A Nasdaq-type stock exchange for private, secondary markets.

You likely have heard of Carta, the cap table management solution for startups. Carta as this point is well established. Founded in 2012 by Henry Ward and Manu Kumar, they’ve raised just over $627m to date.

Based in SF, Carta is a transfer agent for private companies that enables seed-stage to pre-IPO companies to manage equity electronically with the participation of their shareholders, employees, auditors, and legal counsel. It digitizes paper stock certificates along with stock options, warrants, and derivatives to create a real-time image of who owns what at a startup.

They’re now expanding their business to offer a unique platform for secondary transactions. This platform will be called CartaX, and this is going to be big. CartaX seeks to offer better prices, liquidity, and quicker, more convenient trading options for employees and founders alike.

So why is this so important?
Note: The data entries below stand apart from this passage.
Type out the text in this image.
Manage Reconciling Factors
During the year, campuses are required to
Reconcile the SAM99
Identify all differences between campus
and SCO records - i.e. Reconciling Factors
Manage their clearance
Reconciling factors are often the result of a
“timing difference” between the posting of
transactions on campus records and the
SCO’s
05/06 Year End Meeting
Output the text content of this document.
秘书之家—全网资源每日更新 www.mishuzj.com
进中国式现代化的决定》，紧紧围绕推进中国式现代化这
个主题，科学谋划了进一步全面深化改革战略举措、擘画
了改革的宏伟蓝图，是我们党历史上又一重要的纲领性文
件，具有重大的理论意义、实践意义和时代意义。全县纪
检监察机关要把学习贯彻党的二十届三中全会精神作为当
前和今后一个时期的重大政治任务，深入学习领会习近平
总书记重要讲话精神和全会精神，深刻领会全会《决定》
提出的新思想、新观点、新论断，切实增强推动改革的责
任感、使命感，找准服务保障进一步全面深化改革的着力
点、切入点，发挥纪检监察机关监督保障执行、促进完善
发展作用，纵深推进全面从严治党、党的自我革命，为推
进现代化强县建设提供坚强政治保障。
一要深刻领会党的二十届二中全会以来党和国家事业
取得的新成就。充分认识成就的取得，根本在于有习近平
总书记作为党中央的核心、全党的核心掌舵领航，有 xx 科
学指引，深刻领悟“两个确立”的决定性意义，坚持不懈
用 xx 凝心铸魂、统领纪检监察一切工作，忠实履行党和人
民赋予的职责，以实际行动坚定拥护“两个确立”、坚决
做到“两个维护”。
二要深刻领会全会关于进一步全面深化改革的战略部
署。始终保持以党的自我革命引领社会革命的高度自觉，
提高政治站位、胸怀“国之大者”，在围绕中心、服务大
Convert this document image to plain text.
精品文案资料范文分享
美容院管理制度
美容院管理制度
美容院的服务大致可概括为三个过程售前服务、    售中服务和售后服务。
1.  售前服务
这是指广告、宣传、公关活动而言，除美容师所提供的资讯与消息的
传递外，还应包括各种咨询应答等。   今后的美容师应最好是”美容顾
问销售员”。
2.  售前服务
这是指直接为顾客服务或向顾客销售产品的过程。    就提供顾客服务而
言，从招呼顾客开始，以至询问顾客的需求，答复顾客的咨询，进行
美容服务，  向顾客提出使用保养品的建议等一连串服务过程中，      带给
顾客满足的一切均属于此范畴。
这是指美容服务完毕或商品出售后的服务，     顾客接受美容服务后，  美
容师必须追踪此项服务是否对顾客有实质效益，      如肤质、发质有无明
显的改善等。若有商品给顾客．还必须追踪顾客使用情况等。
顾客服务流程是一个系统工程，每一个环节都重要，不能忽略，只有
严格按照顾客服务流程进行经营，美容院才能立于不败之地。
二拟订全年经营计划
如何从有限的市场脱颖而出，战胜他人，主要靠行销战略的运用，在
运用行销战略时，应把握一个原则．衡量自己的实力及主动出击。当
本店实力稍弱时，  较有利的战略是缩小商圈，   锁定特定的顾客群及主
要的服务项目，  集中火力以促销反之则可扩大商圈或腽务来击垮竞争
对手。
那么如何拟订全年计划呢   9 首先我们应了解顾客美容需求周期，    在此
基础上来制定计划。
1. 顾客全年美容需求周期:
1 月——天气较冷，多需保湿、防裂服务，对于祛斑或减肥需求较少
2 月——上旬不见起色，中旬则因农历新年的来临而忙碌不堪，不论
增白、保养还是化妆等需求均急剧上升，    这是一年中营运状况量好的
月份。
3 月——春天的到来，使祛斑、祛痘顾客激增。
If you’re an investor, you are familiar with the difficulty around finding great secondary deals. You have to know the right folks and be in the right place at the right time.

I’d imagine CartaX is going to get a lot of play right off the bat granted their complementary primary business. They really are the perfect provider to be rolling out this platform.

CartaX is integrated with its affiliates, who have managed over $1B in secondary volume to date. CCMX also leverages Carta’s network of investors, law firms, and accounting partners. That line coming straight from their site, we can see they will be an all in one solution, and compiling outside transactions as well.

Carta completed the first auction of its own stock there. 414 market participants bought private Carta stock, across 1484 executed orders, totaling $99.7M in trading volume. CartaX enabled Carta to unlock meaningfully more demand for its stock and engage in market-driven price discovery long before it would otherwise have raised new private capital or conducted an IPO to go public.

All the way back in 2011, companies like SecondMarket were seeing nine-figures’ worth of shares being traded on their secondary share platforms.

That wave of liquidity startups really ran into two problems: One was regulatory, and the other was a lack of company information about cap tables and that company’s current financial picture. Stock buyers were essentially flying blind while buying into companies, which some investors were more than willing to do, but that blindness limited the market demand for secondary shares significantly.

Typically, secondary transactions involve secondary buyers who negotiate these deals manually one-on-one with individual sellers. What makes CartaX interesting is that it could allow for much faster and more frequent secondary sales at companies based on the same sort of computerized trading models that currently power the stock market.

Liquidity is a huge issue for startups, and while CartaX is just getting going, it fulfills a key need for many participants in the startup ecosystem, and it’s a key financial product to watch as it expands in 2021.

As for the retail investors, I wouldn’t be so excited about CartaX as it’s a platform designed for institutional capital and at minimum accredited investors. So I don’t think the WSB reddit group will be able to make their way onto this platform anytime soon.

Anyway, this is exciting news. I know plenty of investors who are continually looking for secondary deals and this platform may be a supporting resource if nothing else. I know nothing will ever compare to finding off-market or exclusive secondary deals but none the less even to know what’s out there trading is helpful and viable data.